El entrenamiento perfecto para los que no dejan el deporte ni en vacaciones

Por Marcos Flórez
Photo credit: DaniloAndjus - Getty Images

From Esquire

Las vacaciones son el momento esperado para todos y para cada uno con un objetivo diferente. Casi todos cambiar la rutina, salir de la ciudad habitual, contactar con la naturaleza, pasar más tiempo haciendo la actividad que nos gusta, etc.

Para algunos es el momento de hacer un parón en la actividad deportiva porque no tienes el sitio adecuado para hacerlo o porque deben descansar -parte importante del entrenamiento- y sin embargo para otros es justo lo contrario, hacer el ejercicio que no hago durante el año.

Ya sea en la playa, en la montaña o en la ciudad siempre debemos cuidar algunos aspectos claves hagamos la actividad que hagamos:

  • Evita hacer ejercicio al aire libre en las horas centrales si la temperatura es alta.
  • Al aire libre protege tus ojos con gafas de sol y la piel con protección solar.
  • Mantente hidratado bebiendo regularmente tengas, o no, sed.
  • Usa una ropa adecuada que permita la transpiración. Si la temperatura es elevada, las prendas de algodón no son las mejores.

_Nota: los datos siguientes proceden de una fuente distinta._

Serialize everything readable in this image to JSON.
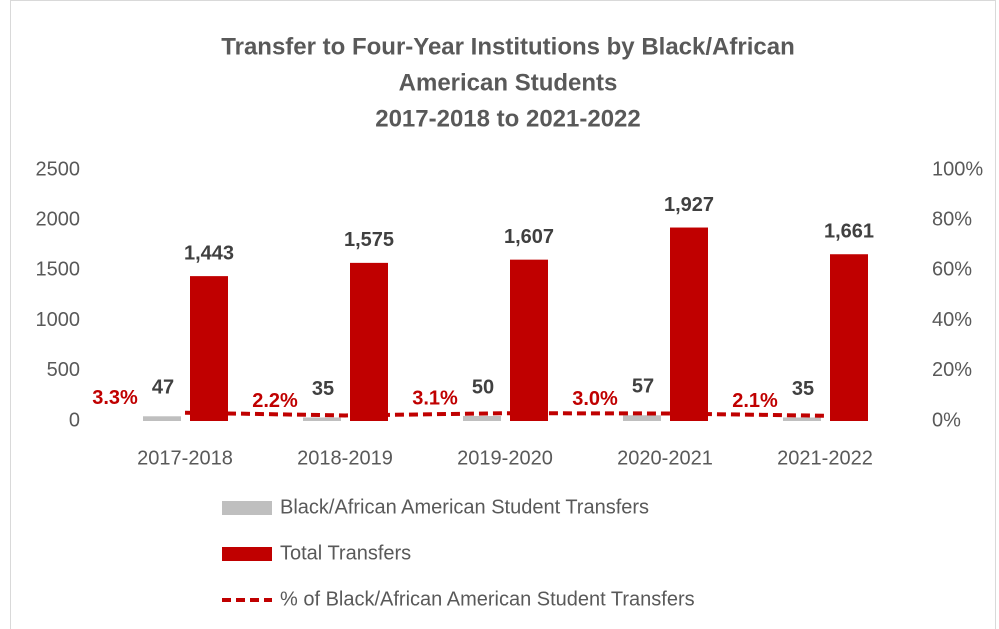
{
  "chart_data": {
    "type": "bar",
    "title": [
      "Transfer to Four-Year Institutions by Black/African",
      "American Students",
      "2017-2018 to 2021-2022"
    ],
    "categories": [
      "2017-2018",
      "2018-2019",
      "2019-2020",
      "2020-2021",
      "2021-2022"
    ],
    "series": [
      {
        "name": "Black/African American Student Transfers",
        "type": "bar",
        "color": "#bfbfbf",
        "values": [
          47,
          35,
          50,
          57,
          35
        ]
      },
      {
        "name": "Total Transfers",
        "type": "bar",
        "color": "#c00000",
        "values": [
          1443,
          1575,
          1607,
          1927,
          1661
        ],
        "value_labels": [
          "1,443",
          "1,575",
          "1,607",
          "1,927",
          "1,661"
        ]
      },
      {
        "name": "% of Black/African American Student Transfers",
        "type": "line",
        "axis": "y2",
        "color": "#c00000",
        "values": [
          3.3,
          2.2,
          3.1,
          3.0,
          2.1
        ],
        "value_labels": [
          "3.3%",
          "2.2%",
          "3.1%",
          "3.0%",
          "2.1%"
        ]
      }
    ],
    "ylim": [
      0,
      2500
    ],
    "yticks": [
      0,
      500,
      1000,
      1500,
      2000,
      2500
    ],
    "y2lim": [
      0,
      100
    ],
    "y2ticks": [
      {
        "value": 0,
        "label": "0%"
      },
      {
        "value": 20,
        "label": "20%"
      },
      {
        "value": 40,
        "label": "40%"
      },
      {
        "value": 60,
        "label": "60%"
      },
      {
        "value": 80,
        "label": "80%"
      },
      {
        "value": 100,
        "label": "100%"
      }
    ],
    "grid": false,
    "legend": "bottom"
  }
}
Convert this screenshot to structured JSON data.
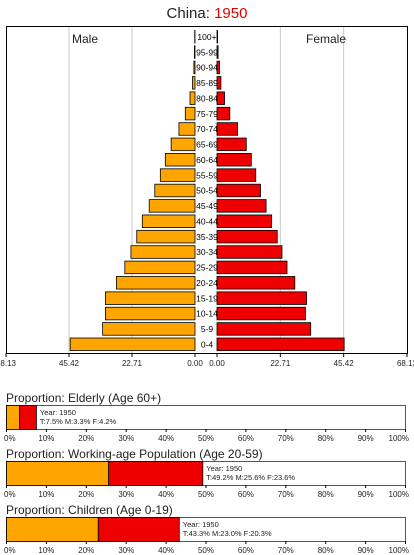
{
  "header": {
    "country": "China:",
    "year": "1950"
  },
  "colors": {
    "male": "#ffa500",
    "female": "#ee0000",
    "grid": "#c8c8c8",
    "border": "#000000"
  },
  "chart_data": [
    {
      "type": "bar",
      "subtype": "population-pyramid",
      "title": "China: 1950",
      "side_labels": {
        "male": "Male",
        "female": "Female"
      },
      "age_groups": [
        "100+",
        "95-99",
        "90-94",
        "85-89",
        "80-84",
        "75-79",
        "70-74",
        "65-69",
        "60-64",
        "55-59",
        "50-54",
        "45-49",
        "40-44",
        "35-39",
        "30-34",
        "25-29",
        "20-24",
        "15-19",
        "10-14",
        "5-9",
        "0-4"
      ],
      "series": [
        {
          "name": "Male",
          "values": [
            0.1,
            0.2,
            0.4,
            0.9,
            1.8,
            3.5,
            5.8,
            8.6,
            10.7,
            12.5,
            14.5,
            16.5,
            19.0,
            21.0,
            23.1,
            25.3,
            28.3,
            32.3,
            32.3,
            33.3,
            45.0
          ]
        },
        {
          "name": "Female",
          "values": [
            0.2,
            0.4,
            0.9,
            1.4,
            2.7,
            4.6,
            7.4,
            10.5,
            12.3,
            13.9,
            15.6,
            17.6,
            19.6,
            21.6,
            23.3,
            25.1,
            27.9,
            32.1,
            31.7,
            33.6,
            45.6
          ]
        }
      ],
      "x_ticks_left": [
        "68.13",
        "45.42",
        "22.71",
        "0.00"
      ],
      "x_ticks_right": [
        "0.00",
        "22.71",
        "45.42",
        "68.13"
      ],
      "xlim": [
        0,
        68.13
      ],
      "grid": true
    },
    {
      "type": "bar",
      "subtype": "stacked-horizontal",
      "title": "Proportion: Elderly (Age 60+)",
      "year_label": "Year: 1950",
      "values_label": "T:7.5%  M:3.3%  F:4.2%",
      "series": [
        {
          "name": "M",
          "value": 3.3
        },
        {
          "name": "F",
          "value": 4.2
        }
      ],
      "total": 7.5,
      "xlim": [
        0,
        100
      ],
      "x_ticks": [
        "0%",
        "10%",
        "20%",
        "30%",
        "40%",
        "50%",
        "60%",
        "70%",
        "80%",
        "90%",
        "100%"
      ]
    },
    {
      "type": "bar",
      "subtype": "stacked-horizontal",
      "title": "Proportion: Working-age Population (Age 20-59)",
      "year_label": "Year: 1950",
      "values_label": "T:49.2%  M:25.6%  F:23.6%",
      "series": [
        {
          "name": "M",
          "value": 25.6
        },
        {
          "name": "F",
          "value": 23.6
        }
      ],
      "total": 49.2,
      "xlim": [
        0,
        100
      ],
      "x_ticks": [
        "0%",
        "10%",
        "20%",
        "30%",
        "40%",
        "50%",
        "60%",
        "70%",
        "80%",
        "90%",
        "100%"
      ]
    },
    {
      "type": "bar",
      "subtype": "stacked-horizontal",
      "title": "Proportion: Children (Age 0-19)",
      "year_label": "Year: 1950",
      "values_label": "T:43.3%  M:23.0%  F:20.3%",
      "series": [
        {
          "name": "M",
          "value": 23.0
        },
        {
          "name": "F",
          "value": 20.3
        }
      ],
      "total": 43.3,
      "xlim": [
        0,
        100
      ],
      "x_ticks": [
        "0%",
        "10%",
        "20%",
        "30%",
        "40%",
        "50%",
        "60%",
        "70%",
        "80%",
        "90%",
        "100%"
      ]
    }
  ]
}
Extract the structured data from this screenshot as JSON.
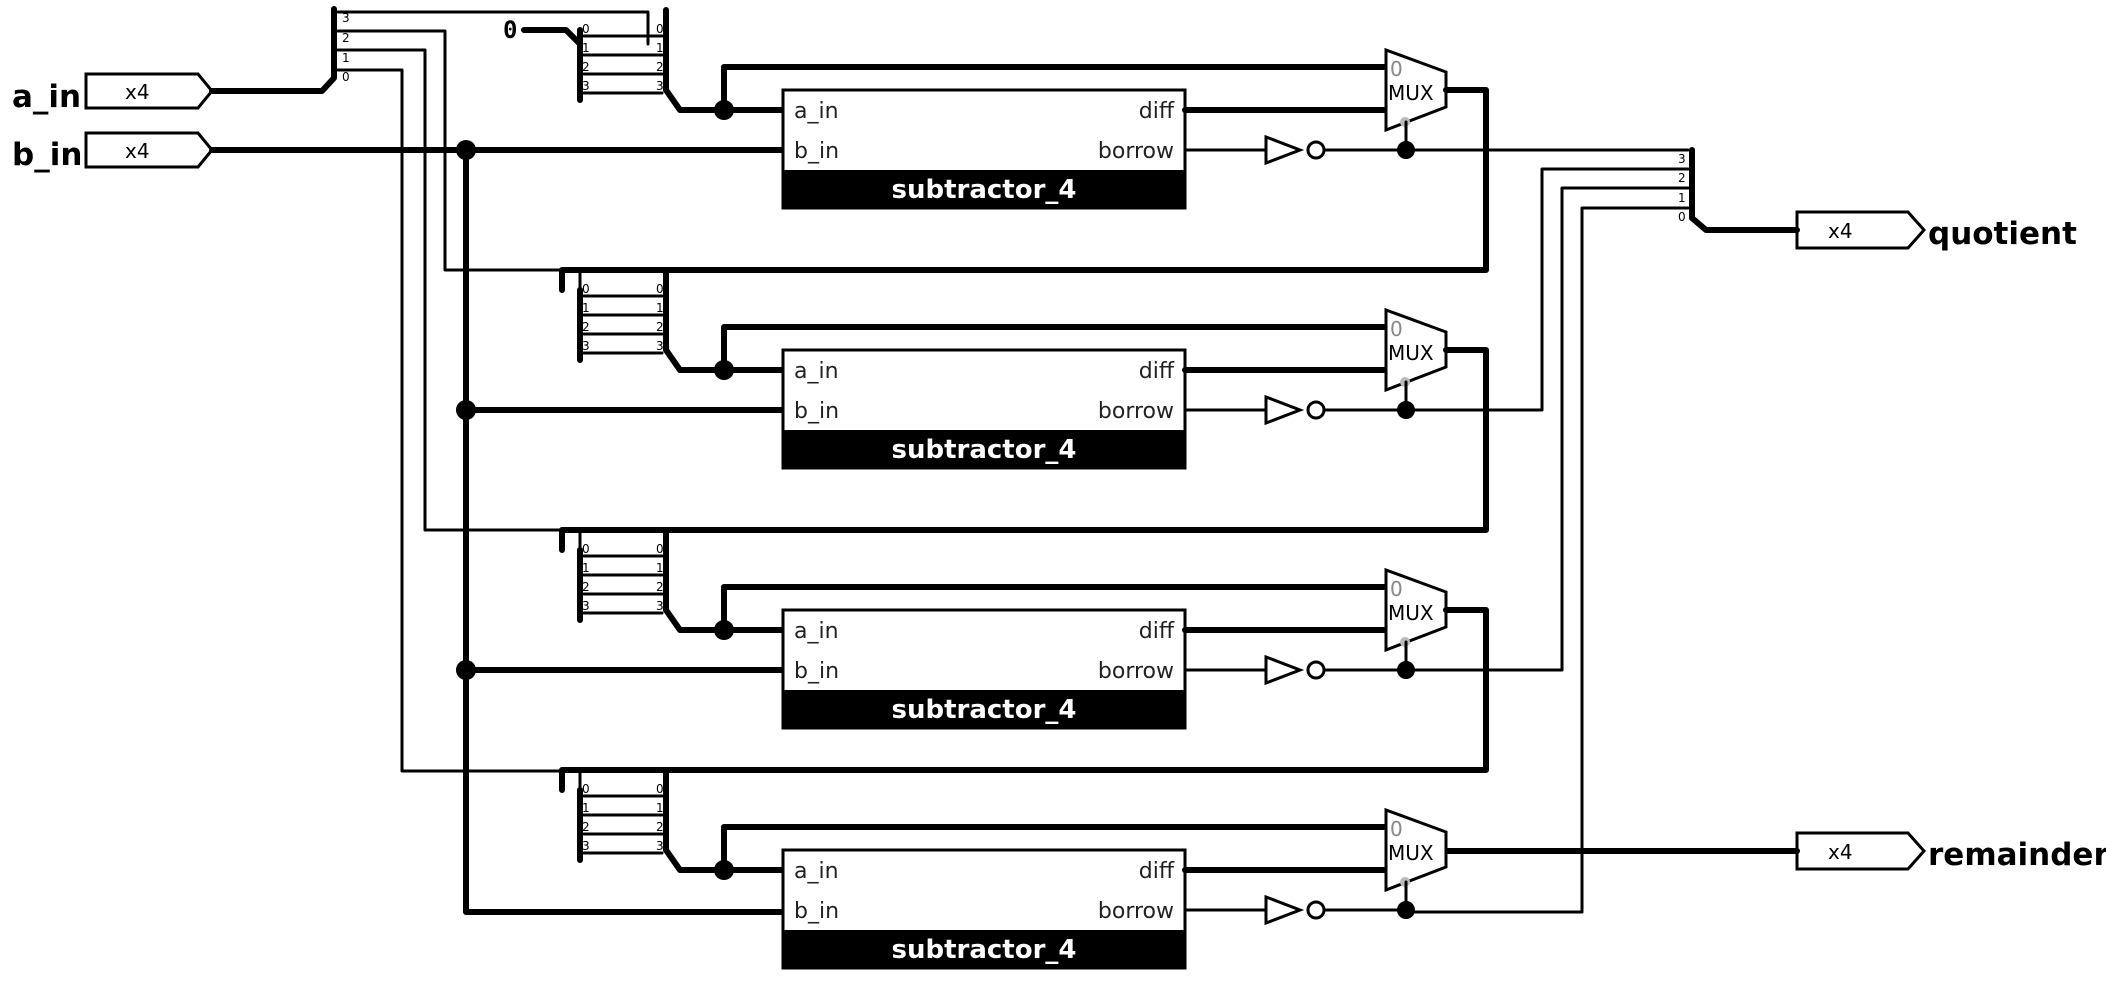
{
  "inputs": {
    "a_in": {
      "label": "a_in",
      "width": "x4"
    },
    "b_in": {
      "label": "b_in",
      "width": "x4"
    }
  },
  "outputs": {
    "quotient": {
      "label": "quotient",
      "width": "x4"
    },
    "remainder": {
      "label": "remainder",
      "width": "x4"
    }
  },
  "constant": "0",
  "stages": [
    {
      "name": "subtractor_4",
      "ports": {
        "a": "a_in",
        "b": "b_in",
        "diff": "diff",
        "borrow": "borrow"
      },
      "mux_label": "MUX",
      "mux_zero": "0"
    },
    {
      "name": "subtractor_4",
      "ports": {
        "a": "a_in",
        "b": "b_in",
        "diff": "diff",
        "borrow": "borrow"
      },
      "mux_label": "MUX",
      "mux_zero": "0"
    },
    {
      "name": "subtractor_4",
      "ports": {
        "a": "a_in",
        "b": "b_in",
        "diff": "diff",
        "borrow": "borrow"
      },
      "mux_label": "MUX",
      "mux_zero": "0"
    },
    {
      "name": "subtractor_4",
      "ports": {
        "a": "a_in",
        "b": "b_in",
        "diff": "diff",
        "borrow": "borrow"
      },
      "mux_label": "MUX",
      "mux_zero": "0"
    }
  ],
  "splitter_bits": [
    "0",
    "1",
    "2",
    "3"
  ]
}
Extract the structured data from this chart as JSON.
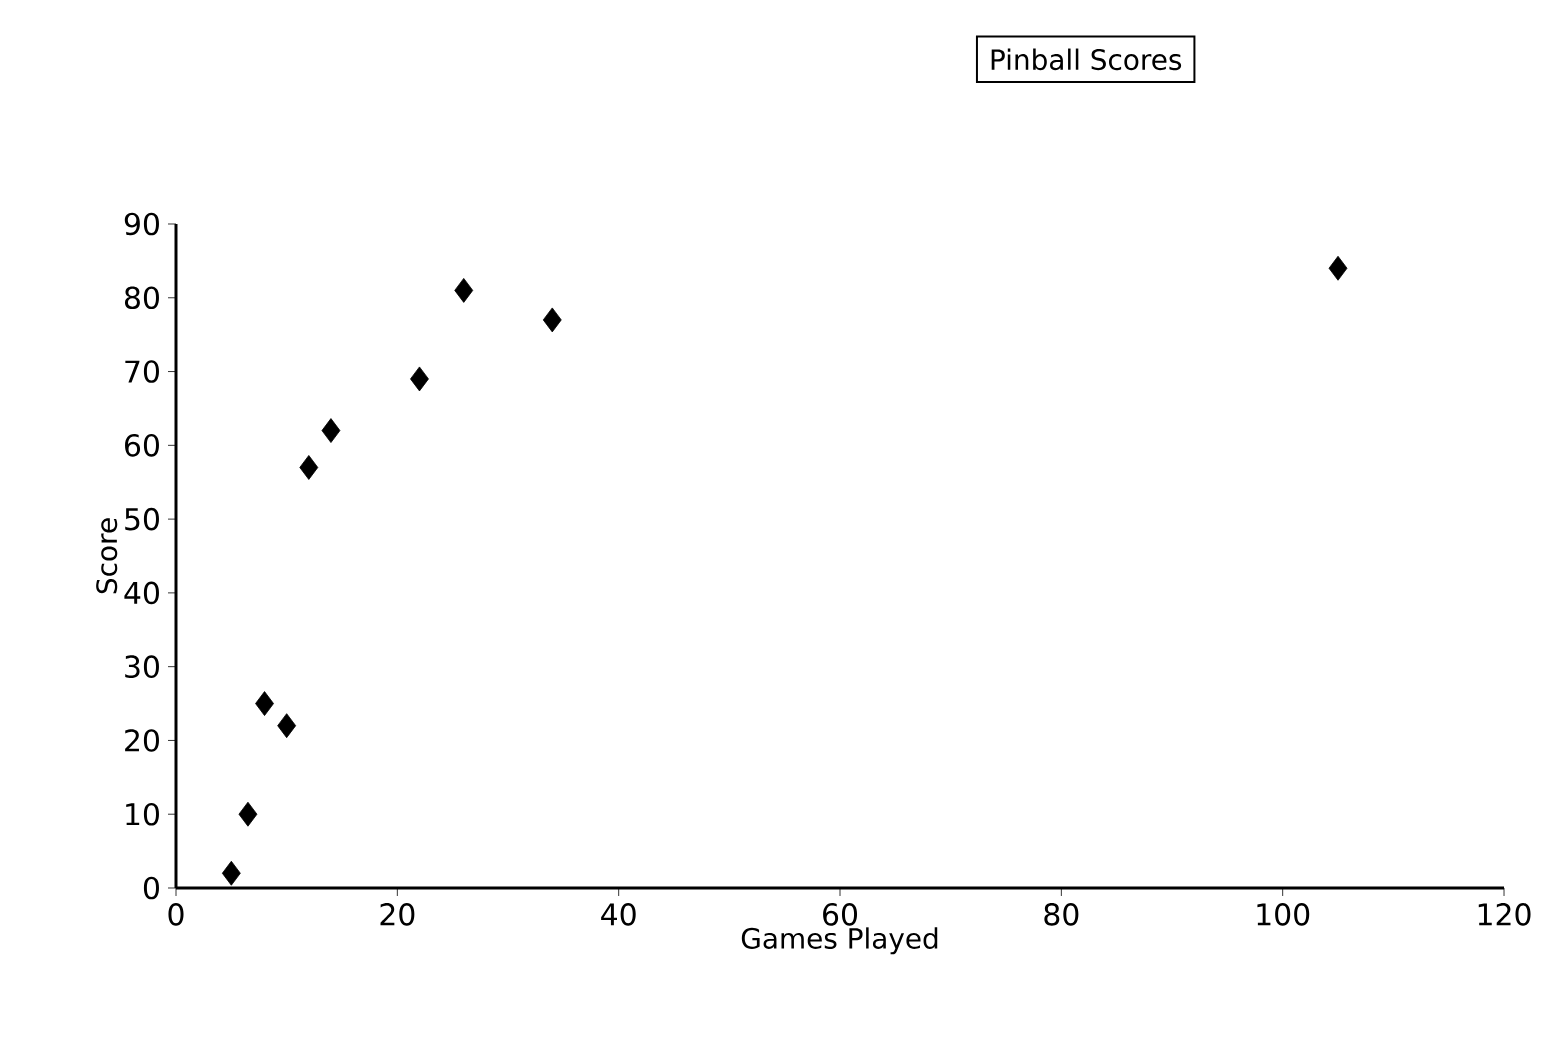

Te voy a proponer un entrenamiento en “cuatriserie” asequible para todos los niveles de condición física.

Puntos de atención:

  • Realiza un calentamiento general previo.
  • Respira de forma natural soltando el aire al hacer el esfuerzo y tomándolo en el movimiento contrario. Nunca la contengas.
  • Evita las posiciones de descanso entre repeticiones, solo se descansa al terminar o al cambiar de ejercicio.
  • Pasa de un ejercicio a otro con el simple descanso del cambio de ejercicio y descansa un minuto entre series o “vueltas”.
  • Haz 15 repeticiones de cada ejercicio o en su defecto hasta 50 segundos.
  • Completa entre 3 y 5 "vueltas" completas, tres sesiones a la semana.
  • El resto de días procura caminar o nadar no menos de 20 minutos seguidos. Sé constante.

Sentadilla

De pie, con la distancia entre talones igual a la de caderas y los pies orientados a lA
“una menos cinco”, los brazos extendidos al frente a modo de “Frankenstein”. Haz el gesto de sentarte y cuando las caderas lleguen a estar ligeramente por encima de las rodillas -no bajes más- vuelve a subir.

Fondos de pectoral

Tumbado boca abajo, con las manos a la altura del pecho a un palmo de distancia de separación del tronco aproximadamente. Empuja el suelo, o el suelo se mueve o te despegarás tú. Mantén una línea recta desde el talón a los hombros que pase por las caderas. Si tu propio peso es demasiada carga para ti, deja las rodillas apoyadas para comenzar. Cuando bajes, no llegues a apoyar pecho en el suelo y empuja de nuevo.

Planchas

Quédate en apoyo de antebrazos y puntas de los pies. El cuerpo alineado desde tobillo a hombros. Mantén la mirada orientada a tus muñecas.

Elevación de caderas

Tumbado boca arriba con los pies apoyados sobre un balón de estabilidad, silla o similar y las rodillas sobre las caderas. Eleva las caderas hasta formar una línea recta entre rodillas, caderas y hombros. Al bajar intenta no hacer apoyo de la espalda baja en el suelo para descansar. Mantén la contracción muscular durante la serie completa.

Recuerda que un truco para aumentar la intensidad de cada ejercicio es simplemente reducir la velocidad. Hazlo más lento y verás.